Now I think I've covered the possible de-motivators. But let's say everything is as easy as it seems. There are no mysterious hazards blocking interstellar travel or communication; ET civilizations are typically curious and expansionist, but not warlike; and they would find everything we do fascinating. As for signalling, a fair percentage of races are altruistic enough to announce their presence, and each of those picks the Water Hole frequency band. Even with such optimistic assumptions, there are still reasons to dispute the Great Silencers' view.

Foremost among them is the simple fact that we haven't been looking very long. We've had radio for barely over a hundred years, radio astronomy for half that. Our SETI monitoring has been intermittent, on limited portions of one band of frequencies, and mostly targeted at selected individual nearby stars. Even if the history of our galaxy is replete with races doing omnidirectional signalling, the chances that one of them is doing so right now, in a way we can easily detect, must be as low as my chances of winning the lottery.

Next, let's examine those assumptions. Consider the concatenation of improbabilities that ET would use omni-directional beacons, that they would be of galaxy-spanning power (or conversely of more modest power, but quite nearby), would be tuned to the band we're listening for, and were kept going for the millennia required until another civilization advanced enough to hear them.

There are other improbabilities. How likely is it that anyone, ever, would set up an omni beacon? If we can identify likely stars, then so can ET. Tight beams directed at those stars would save power and be almost as effective. How likely is it that ET would waste any power on beacons, when communications with daughter colonies and far-flung ships might use the entire budget allocation? If they only use radio to signal among themselves, then no matter how widespread they are, we would be incredibly lucky to catch the merest flicker of one of their signals. How likely is it really that the so-called water hole would be ET's natural choice? Even our scientists have proposed other frequencies. If lasers are more effective than radio, as we are just finding, why not use those? Finally, what if there are signalling techniques we haven't even dreamed of yet?

And, as I implied, the greatest imponderables of all are timing and spacing. ET civilizations may well be common in space, but still not exist simultaneously. They may arise frequently, but in widely separated locations. They may be rare in both space and time. These conditions all depend on the Drake Equation, and especially on its factor for the lifetime of a typical civilization.

To wrap this up, I can't say I've succeeded in debunking the arguments of the Great Silencers. Yet I'm sure of three things:

  • There's still scope for hope — for believing ET is out there somewhere.
  • No single answer can explain ET's apparent absence; but multiple answers may do so.
  • Many of these answers, when we find them, will turn out to be stranger than we could have imagined.

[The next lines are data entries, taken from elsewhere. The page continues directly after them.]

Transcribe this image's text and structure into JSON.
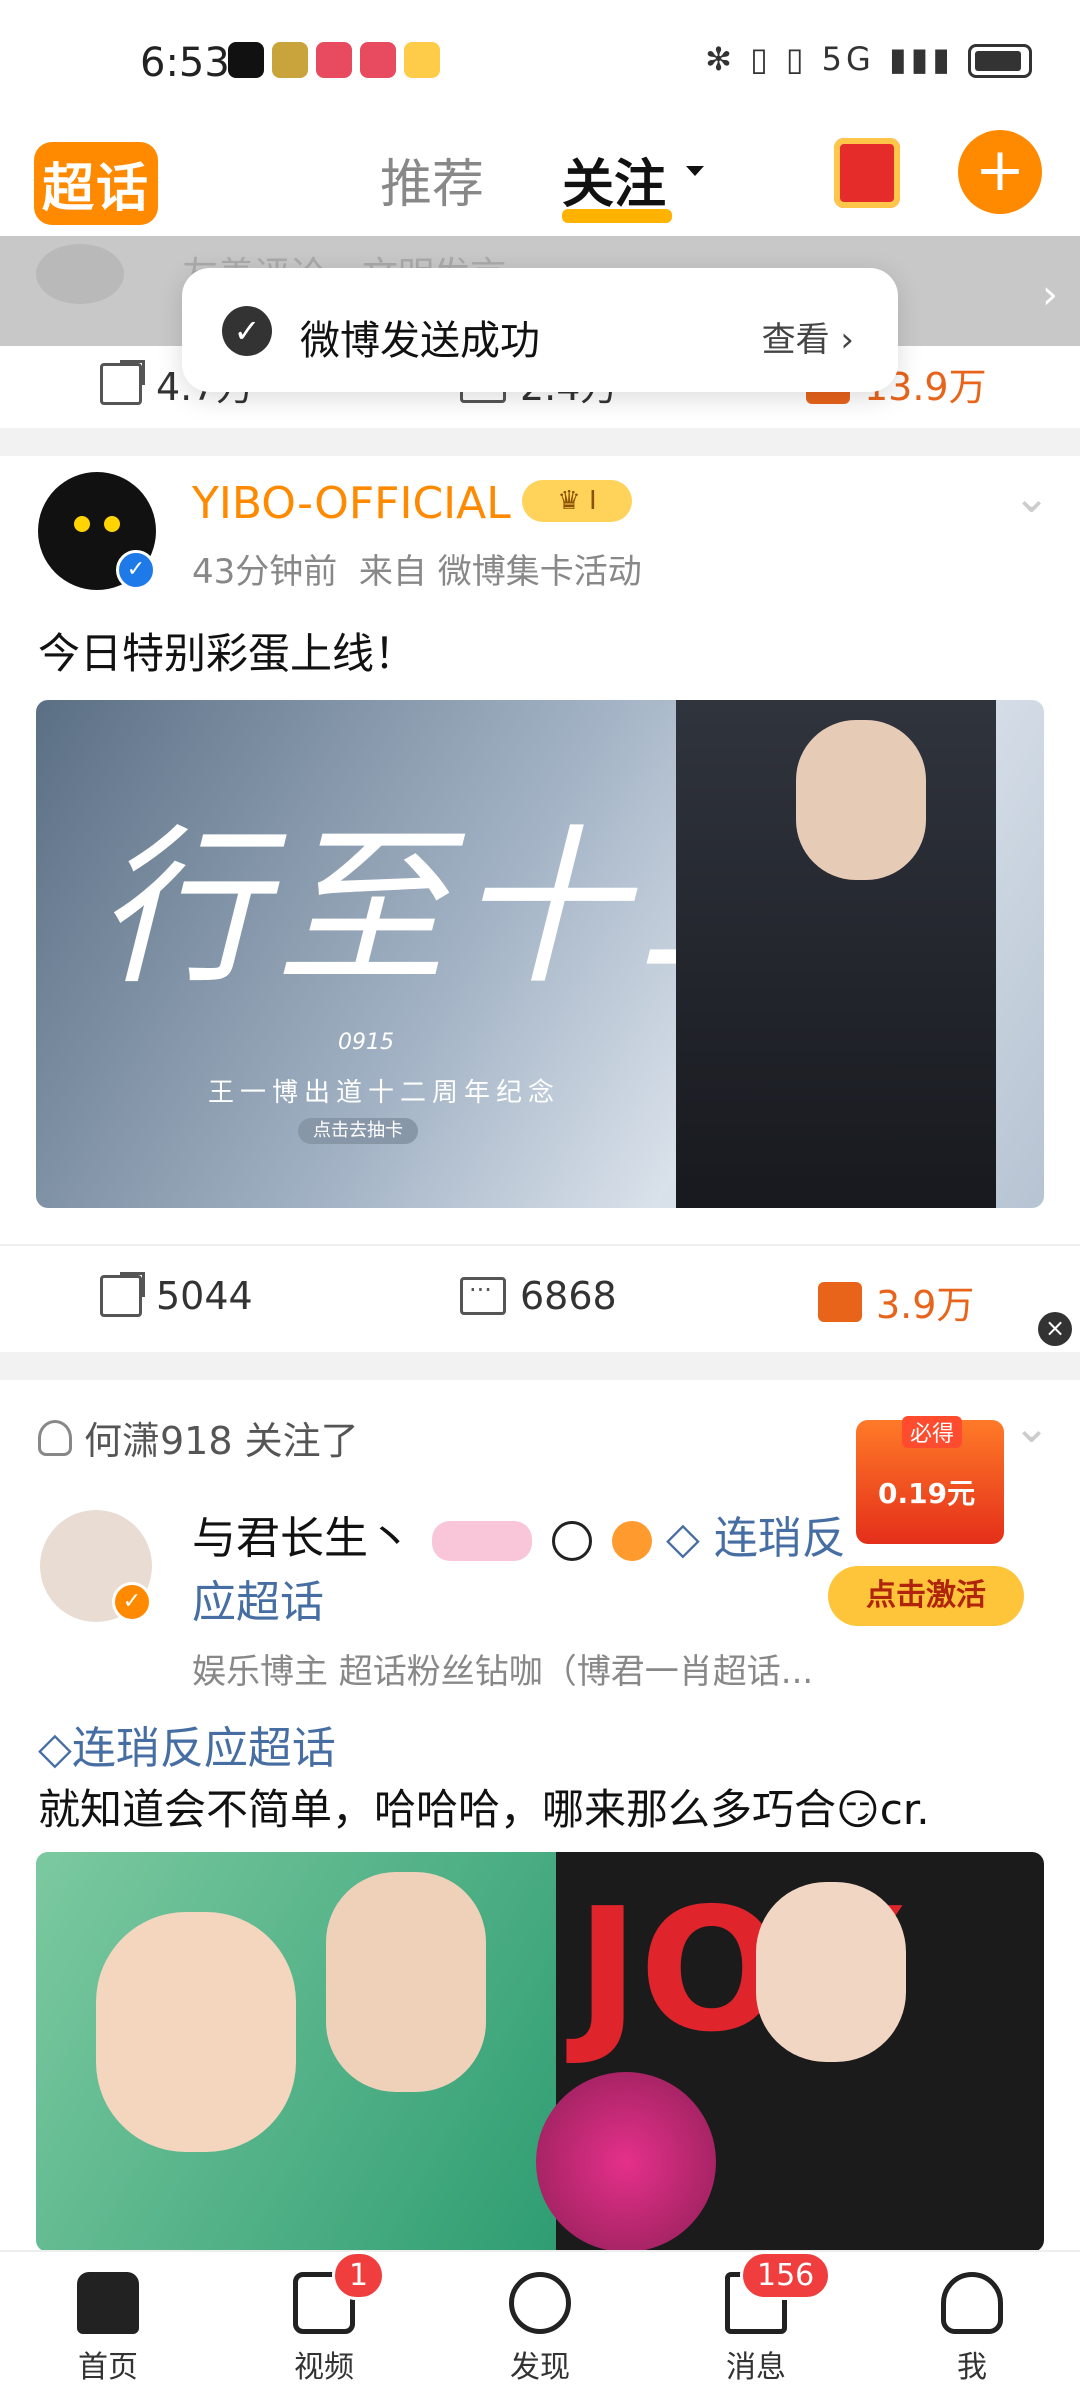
{
  "status_bar": {
    "time": "6:53",
    "right_icons": "✻ ▯ ▯ 5G ▮▮▮"
  },
  "header": {
    "logo": "超话",
    "tab_recommend": "推荐",
    "tab_follow": "关注"
  },
  "prev_post": {
    "placeholder": "友善评论，文明发言",
    "share": "4.7万",
    "comment": "2.4万",
    "like": "13.9万"
  },
  "toast": {
    "message": "微博发送成功",
    "action": "查看"
  },
  "post1": {
    "username": "YIBO-OFFICIAL",
    "level": "I",
    "time": "43分钟前",
    "source": "来自 微博集卡活动",
    "text": "今日特别彩蛋上线！",
    "image_title": "行至十二",
    "image_code": "0915",
    "image_sub": "王一博出道十二周年纪念",
    "image_tap": "点击去抽卡",
    "share": "5044",
    "comment": "6868",
    "like": "3.9万"
  },
  "post2": {
    "follow_note": "何潇918 关注了",
    "username": "与君长生丶",
    "topic_tag_a": "连琑反",
    "topic_tag_b": "应超话",
    "meta": "娱乐博主 超话粉丝钻咖（博君一肖超话...",
    "topic": "连琑反应超话",
    "text": "就知道会不简单，哈哈哈，哪来那么多巧合😏cr.",
    "image_word": "JOY",
    "ad_must": "必得",
    "ad_amount": "0.19元",
    "ad_button": "点击激活"
  },
  "nav": {
    "home": "首页",
    "video": "视频",
    "video_badge": "1",
    "discover": "发现",
    "messages": "消息",
    "messages_badge": "156",
    "me": "我"
  }
}
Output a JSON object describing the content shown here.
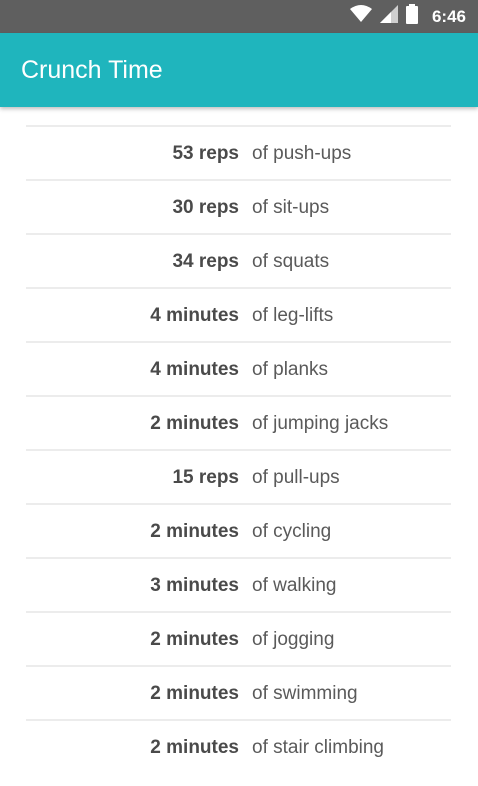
{
  "status_bar": {
    "time": "6:46",
    "icons": [
      "wifi-icon",
      "cell-signal-icon",
      "battery-icon"
    ]
  },
  "app_bar": {
    "title": "Crunch Time"
  },
  "colors": {
    "accent": "#1fb5bd",
    "status_bar": "#5f5f5f"
  },
  "exercises": [
    {
      "amount": "53 reps",
      "activity": "of push-ups"
    },
    {
      "amount": "30 reps",
      "activity": "of sit-ups"
    },
    {
      "amount": "34 reps",
      "activity": "of squats"
    },
    {
      "amount": "4 minutes",
      "activity": "of leg-lifts"
    },
    {
      "amount": "4 minutes",
      "activity": "of planks"
    },
    {
      "amount": "2 minutes",
      "activity": "of jumping jacks"
    },
    {
      "amount": "15 reps",
      "activity": "of pull-ups"
    },
    {
      "amount": "2 minutes",
      "activity": "of cycling"
    },
    {
      "amount": "3 minutes",
      "activity": "of walking"
    },
    {
      "amount": "2 minutes",
      "activity": "of jogging"
    },
    {
      "amount": "2 minutes",
      "activity": "of swimming"
    },
    {
      "amount": "2 minutes",
      "activity": "of stair climbing"
    }
  ]
}
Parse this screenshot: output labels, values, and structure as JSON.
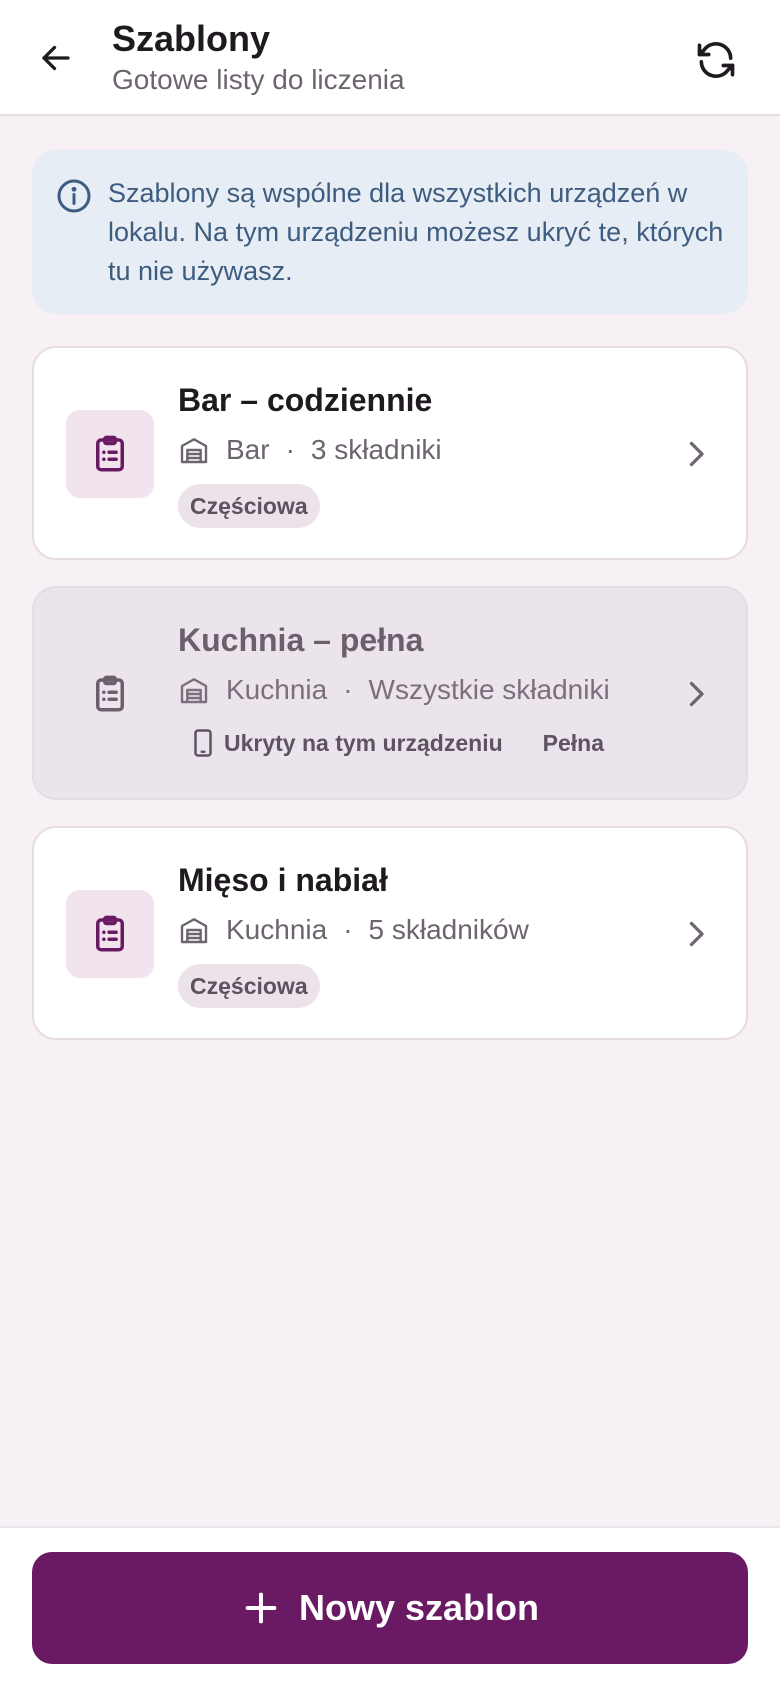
{
  "header": {
    "title": "Szablony",
    "subtitle": "Gotowe listy do liczenia",
    "back_icon": "arrow-left-icon",
    "refresh_icon": "refresh-icon"
  },
  "info": {
    "icon": "info-icon",
    "text": "Szablony są wspólne dla wszystkich urządzeń w lokalu. Na tym urządzeniu możesz ukryć te, których tu nie używasz."
  },
  "templates": [
    {
      "title": "Bar – codziennie",
      "location": "Bar",
      "count": "3 składniki",
      "badge": "Częściowa",
      "hidden": false
    },
    {
      "title": "Kuchnia – pełna",
      "location": "Kuchnia",
      "count": "Wszystkie składniki",
      "hidden_label": "Ukryty na tym urządzeniu",
      "badge": "Pełna",
      "hidden": true
    },
    {
      "title": "Mięso i nabiał",
      "location": "Kuchnia",
      "count": "5 składników",
      "badge": "Częściowa",
      "hidden": false
    }
  ],
  "separator": "·",
  "footer": {
    "new_button_label": "Nowy szablon",
    "plus_icon": "plus-icon"
  },
  "colors": {
    "accent": "#691a63",
    "background": "#f7f1f6",
    "info_bg": "#e6edf4",
    "info_text": "#3e5c80"
  }
}
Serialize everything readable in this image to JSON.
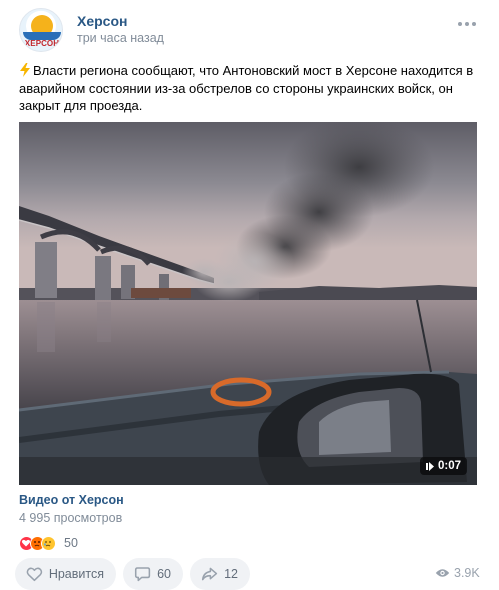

The book Where is Everybody? (2002) examines many of the most plausible solutions to the Fermi Paradox in detail. I recommend it, despite its conclusion. (There's an entry for it in my Reviews list.) Here's a link to the citation on my page of SETI references:

1 This was a giant planet in a four-day orbit around the nearby star 51 Pegasi. Previously, in 1992, two planets had been confirmed at the pulsar PSR B1257+12. (This discovery was confirmed in 1992, but made in 1988.) The latest observations by the Kepler Space Telescope suggest that most stars have planets.
2 It could well be that we are destined to be the exception. To borrow an analogy from Arthur C. Clarke, there's nothing special about the first neutron that starts a nuclear fission reaction. But still, one particular neutron has to be the first. I'm on record as doubting the contention of Marshall Savage that we are the only intelligence that ever was and ever will be. Nevertheless, I also retain the disgust I felt on hearing the conversation Zed (Sean Connery's character in Zardoz) has with an old scientist. "You know what all this technology was for? Travel to the stars!" wheezes the dying scientist. "Did you go?" Zed asks. "Yes — another dead end."